Toxicology: Preclinical safety data: Preclinical data for ticagrelor and its major metabolite have not demonstrated unacceptable risk for adverse effects for humans based on conventional studies of safety pharmacology, single and repeated dose toxicity and genotoxic potential.
Gastrointestinal irritation was observed in several animal species at clinical relevant exposure levels (see Adverse Reactions).

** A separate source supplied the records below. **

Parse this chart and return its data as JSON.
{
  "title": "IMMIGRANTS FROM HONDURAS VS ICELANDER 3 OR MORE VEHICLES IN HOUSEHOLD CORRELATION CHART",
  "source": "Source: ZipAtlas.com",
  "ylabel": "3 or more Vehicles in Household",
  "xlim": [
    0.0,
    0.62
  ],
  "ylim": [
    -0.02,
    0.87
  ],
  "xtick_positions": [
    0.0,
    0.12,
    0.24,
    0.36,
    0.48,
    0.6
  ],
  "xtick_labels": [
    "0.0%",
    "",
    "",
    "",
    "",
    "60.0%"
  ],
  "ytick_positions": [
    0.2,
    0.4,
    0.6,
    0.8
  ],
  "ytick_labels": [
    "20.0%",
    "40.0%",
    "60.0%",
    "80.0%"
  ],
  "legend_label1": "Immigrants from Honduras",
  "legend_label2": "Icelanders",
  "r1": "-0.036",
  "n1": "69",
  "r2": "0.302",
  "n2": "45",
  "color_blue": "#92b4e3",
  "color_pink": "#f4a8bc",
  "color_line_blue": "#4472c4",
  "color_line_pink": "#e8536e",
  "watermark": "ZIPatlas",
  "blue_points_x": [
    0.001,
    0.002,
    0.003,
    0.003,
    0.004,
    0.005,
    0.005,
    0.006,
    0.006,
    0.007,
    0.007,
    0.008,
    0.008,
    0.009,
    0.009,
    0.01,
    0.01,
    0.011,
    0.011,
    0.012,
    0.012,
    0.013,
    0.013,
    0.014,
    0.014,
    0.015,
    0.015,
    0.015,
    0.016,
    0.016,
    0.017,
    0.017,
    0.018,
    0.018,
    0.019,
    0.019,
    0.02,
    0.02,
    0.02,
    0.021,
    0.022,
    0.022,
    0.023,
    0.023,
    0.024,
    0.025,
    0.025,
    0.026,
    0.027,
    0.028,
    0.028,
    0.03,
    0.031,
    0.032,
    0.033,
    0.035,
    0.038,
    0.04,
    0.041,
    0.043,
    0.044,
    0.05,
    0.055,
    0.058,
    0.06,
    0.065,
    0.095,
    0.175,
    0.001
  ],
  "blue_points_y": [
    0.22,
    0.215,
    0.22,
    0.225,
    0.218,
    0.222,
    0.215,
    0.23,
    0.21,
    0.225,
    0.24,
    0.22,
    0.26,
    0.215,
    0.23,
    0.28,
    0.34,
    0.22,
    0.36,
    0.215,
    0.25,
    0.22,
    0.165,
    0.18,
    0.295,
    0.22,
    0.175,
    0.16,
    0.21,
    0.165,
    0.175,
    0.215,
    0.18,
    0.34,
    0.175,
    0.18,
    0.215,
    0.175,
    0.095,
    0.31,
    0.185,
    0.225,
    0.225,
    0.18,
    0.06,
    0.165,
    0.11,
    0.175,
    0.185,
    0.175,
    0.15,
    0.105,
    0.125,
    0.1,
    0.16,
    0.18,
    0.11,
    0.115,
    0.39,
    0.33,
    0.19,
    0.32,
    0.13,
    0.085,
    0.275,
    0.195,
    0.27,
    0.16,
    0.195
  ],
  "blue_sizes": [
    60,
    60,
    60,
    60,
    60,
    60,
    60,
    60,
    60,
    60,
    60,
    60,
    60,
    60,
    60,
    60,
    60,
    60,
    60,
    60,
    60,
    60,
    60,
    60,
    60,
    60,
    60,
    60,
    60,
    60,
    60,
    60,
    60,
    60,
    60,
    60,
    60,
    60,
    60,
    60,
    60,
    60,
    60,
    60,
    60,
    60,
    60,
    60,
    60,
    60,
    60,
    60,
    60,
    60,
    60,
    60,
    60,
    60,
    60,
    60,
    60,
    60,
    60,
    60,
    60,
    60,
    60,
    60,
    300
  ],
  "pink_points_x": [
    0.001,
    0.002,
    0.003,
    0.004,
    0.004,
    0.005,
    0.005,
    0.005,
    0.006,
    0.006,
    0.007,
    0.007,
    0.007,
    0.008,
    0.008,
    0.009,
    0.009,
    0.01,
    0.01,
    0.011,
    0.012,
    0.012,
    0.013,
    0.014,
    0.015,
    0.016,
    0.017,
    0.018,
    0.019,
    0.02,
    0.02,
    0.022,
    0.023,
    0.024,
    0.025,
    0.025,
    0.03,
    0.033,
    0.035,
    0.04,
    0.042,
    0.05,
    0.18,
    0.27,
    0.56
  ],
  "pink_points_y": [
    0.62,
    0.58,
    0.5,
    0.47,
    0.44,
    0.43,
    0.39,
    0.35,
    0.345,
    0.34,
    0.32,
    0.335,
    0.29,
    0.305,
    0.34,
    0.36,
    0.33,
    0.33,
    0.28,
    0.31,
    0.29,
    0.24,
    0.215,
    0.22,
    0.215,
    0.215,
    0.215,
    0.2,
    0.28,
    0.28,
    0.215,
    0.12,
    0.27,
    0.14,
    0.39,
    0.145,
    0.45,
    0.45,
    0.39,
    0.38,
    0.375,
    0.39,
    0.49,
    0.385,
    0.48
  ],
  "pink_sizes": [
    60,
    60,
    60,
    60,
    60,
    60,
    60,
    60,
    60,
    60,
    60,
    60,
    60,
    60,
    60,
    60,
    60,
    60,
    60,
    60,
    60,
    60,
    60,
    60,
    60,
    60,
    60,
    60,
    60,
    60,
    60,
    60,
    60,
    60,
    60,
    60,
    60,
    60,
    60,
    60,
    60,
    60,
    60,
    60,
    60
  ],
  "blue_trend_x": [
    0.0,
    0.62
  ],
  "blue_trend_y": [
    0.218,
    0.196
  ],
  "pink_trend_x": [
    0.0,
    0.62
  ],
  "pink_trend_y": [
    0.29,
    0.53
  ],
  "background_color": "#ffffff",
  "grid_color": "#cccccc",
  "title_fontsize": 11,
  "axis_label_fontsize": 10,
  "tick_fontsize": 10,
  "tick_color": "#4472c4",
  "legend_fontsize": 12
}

In female rats, ticagrelor at high dose showed an increased incidence of uterine tumors (adenocarcinomas) and an increased incidence of hepatic adenomas. The mechanism for uterine tumors is likely hormonal imbalance which can lead to tumors in rats. The mechanism for the hepatic adenomas is likely due to a rodent-specific enzyme induction in the liver. Thus, the carcinogenicity findings are considered unlikely to be relevant for humans.
In rats minor developmental anomalies were seen at a maternal toxic dose (safety margin of 5.1). In rabbits a slight delay in hepatic maturity and skeletal development was seen in foetuses from dams at high dose without showing maternal toxicity (safety margin of 4.5).
Studies in rats and rabbits have shown reproductive toxicity, with slightly reduced maternal body weight gain and reduced neonatal viability and birth weight, with delayed growth. Ticagrelor produced irregular cycles (mostly extended cycles) in female rats, but did not affect overall fertility in male and female rats. Pharmacokinetic studies performed with radio-labeled ticagrelor have shown that the parent compound and its metabolites are excreted in the milk of rats (see Use in Pregnancy & Lactation).